Der Gesetzgeber knüpft die bindende Wirkung des Strafurteils nur an die Fälle der Einstellung „weil die Tat nicht besteht“, „kein Verbrechen darstellt“ oder „der Angeklagte sie nicht begangen hat“. Hingegen hat ein Freispruch aus Gründen der Nichtbestrafbarkeit, wie der familiäre Notstand gemäß Art. 384 StGB, keine präkludierenden Wirkungen im nachfolgenden Zivilstreit. Folglich:
Der Oberste Kassationsgerichtshof schließt sich früheren Entscheidungen (Cass. Nr. 23144/2018; Nr. 5699/2022) an, die die automatische Übertragung des Strafurteils in das Zivilverfahren bereits eingeschränkt hatten, im Einklang mit dem Grundsatz der Autonomie der Verfahren und Art. 24 der Verfassung, der das Recht auf Schadensersatz schützt.
Die Entscheidung ist für die Praktiker von großem Interesse, da sie:
Auch die Abstimmung mit der europäischen Rechtsprechung zum „fairen Verfahren“ (Art. 6 EMRK) darf nicht außer Acht gelassen werden: Das zweigleisige straf- und zivilrechtliche Verfahren verletzt nicht das Ne bis in idem, da die Verfahren unterschiedliche Ziele verfolgen.

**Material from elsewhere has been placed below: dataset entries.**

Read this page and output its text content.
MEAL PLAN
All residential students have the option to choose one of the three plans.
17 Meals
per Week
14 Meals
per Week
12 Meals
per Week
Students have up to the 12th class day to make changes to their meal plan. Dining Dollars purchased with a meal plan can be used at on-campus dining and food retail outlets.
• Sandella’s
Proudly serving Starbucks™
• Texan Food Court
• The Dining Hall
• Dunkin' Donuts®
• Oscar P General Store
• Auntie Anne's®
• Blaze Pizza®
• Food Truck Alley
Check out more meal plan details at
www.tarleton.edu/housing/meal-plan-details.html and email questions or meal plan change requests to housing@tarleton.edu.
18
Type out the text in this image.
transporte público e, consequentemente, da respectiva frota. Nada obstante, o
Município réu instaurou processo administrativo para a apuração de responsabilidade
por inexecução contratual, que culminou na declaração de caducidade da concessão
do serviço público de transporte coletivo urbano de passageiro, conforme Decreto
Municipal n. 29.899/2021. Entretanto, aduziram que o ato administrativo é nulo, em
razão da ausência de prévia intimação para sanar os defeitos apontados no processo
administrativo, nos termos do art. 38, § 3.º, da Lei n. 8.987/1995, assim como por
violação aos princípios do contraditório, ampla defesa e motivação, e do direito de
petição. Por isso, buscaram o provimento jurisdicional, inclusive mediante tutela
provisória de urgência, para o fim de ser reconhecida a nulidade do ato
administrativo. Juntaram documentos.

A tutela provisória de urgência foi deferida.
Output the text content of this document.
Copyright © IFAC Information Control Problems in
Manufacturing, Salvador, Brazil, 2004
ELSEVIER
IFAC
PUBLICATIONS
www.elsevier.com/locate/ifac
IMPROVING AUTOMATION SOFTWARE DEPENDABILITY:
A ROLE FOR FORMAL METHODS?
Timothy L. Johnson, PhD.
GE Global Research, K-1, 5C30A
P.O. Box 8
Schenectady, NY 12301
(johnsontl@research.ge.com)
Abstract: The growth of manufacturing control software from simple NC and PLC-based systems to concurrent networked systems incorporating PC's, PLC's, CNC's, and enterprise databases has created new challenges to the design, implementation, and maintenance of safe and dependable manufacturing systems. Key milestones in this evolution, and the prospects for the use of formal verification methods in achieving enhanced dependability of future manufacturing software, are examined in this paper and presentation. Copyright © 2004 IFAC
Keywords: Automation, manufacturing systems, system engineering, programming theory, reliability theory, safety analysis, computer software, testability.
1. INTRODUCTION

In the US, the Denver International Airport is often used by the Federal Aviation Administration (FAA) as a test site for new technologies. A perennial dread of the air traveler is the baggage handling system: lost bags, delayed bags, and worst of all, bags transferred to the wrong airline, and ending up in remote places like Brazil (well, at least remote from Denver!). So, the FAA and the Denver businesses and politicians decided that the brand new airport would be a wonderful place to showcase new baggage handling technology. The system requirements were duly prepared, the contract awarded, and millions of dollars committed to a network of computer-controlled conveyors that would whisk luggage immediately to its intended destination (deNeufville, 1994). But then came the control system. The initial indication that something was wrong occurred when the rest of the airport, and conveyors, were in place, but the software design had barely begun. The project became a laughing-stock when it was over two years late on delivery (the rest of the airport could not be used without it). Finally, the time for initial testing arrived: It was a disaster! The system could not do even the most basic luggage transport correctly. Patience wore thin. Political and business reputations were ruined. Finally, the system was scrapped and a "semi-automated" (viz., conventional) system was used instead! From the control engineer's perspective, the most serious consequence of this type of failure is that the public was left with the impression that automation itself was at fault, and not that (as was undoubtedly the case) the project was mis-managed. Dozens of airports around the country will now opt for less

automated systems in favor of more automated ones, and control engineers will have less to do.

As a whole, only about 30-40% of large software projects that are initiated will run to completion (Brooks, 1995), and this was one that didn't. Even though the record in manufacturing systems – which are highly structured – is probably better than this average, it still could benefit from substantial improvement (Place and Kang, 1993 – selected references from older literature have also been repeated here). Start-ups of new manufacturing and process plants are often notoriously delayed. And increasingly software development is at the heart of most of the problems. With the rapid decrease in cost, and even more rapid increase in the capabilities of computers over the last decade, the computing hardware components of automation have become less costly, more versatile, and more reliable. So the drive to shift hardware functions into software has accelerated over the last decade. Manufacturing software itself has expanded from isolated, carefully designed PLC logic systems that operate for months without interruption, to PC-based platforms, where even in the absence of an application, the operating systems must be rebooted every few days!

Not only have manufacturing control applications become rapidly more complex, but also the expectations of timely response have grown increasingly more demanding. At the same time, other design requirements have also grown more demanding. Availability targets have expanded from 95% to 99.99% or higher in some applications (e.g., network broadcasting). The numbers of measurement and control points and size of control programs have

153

Der Oberste Kassationsgerichtshof Nr. 14843/2025 bekräftigt einen praktisch sehr nützlichen Grundsatz: Der besondere Nichtbestrafungsgrund gemäß Art. 384 StGB schützt den familiären Wert auf strafrechtlicher Ebene, löscht aber die zivilrechtliche Rechtswidrigkeit der Falschaussage nicht aus. Wer einen materiellen oder immateriellen Schaden erlitten hat, kann daher Schadensersatz verlangen, ohne durch das Strafurteil behindert zu werden. Einmal mehr bestätigt der Oberste Kassationsgerichtshof die Autonomie der Verfahren und die Ausgleichsfunktion des Zivilrechts und erinnert daran, dass das Interesse der Gemeinschaft an der prozessualen Wahrheit auch außerhalb des Strafverfahrens Schutz verdient.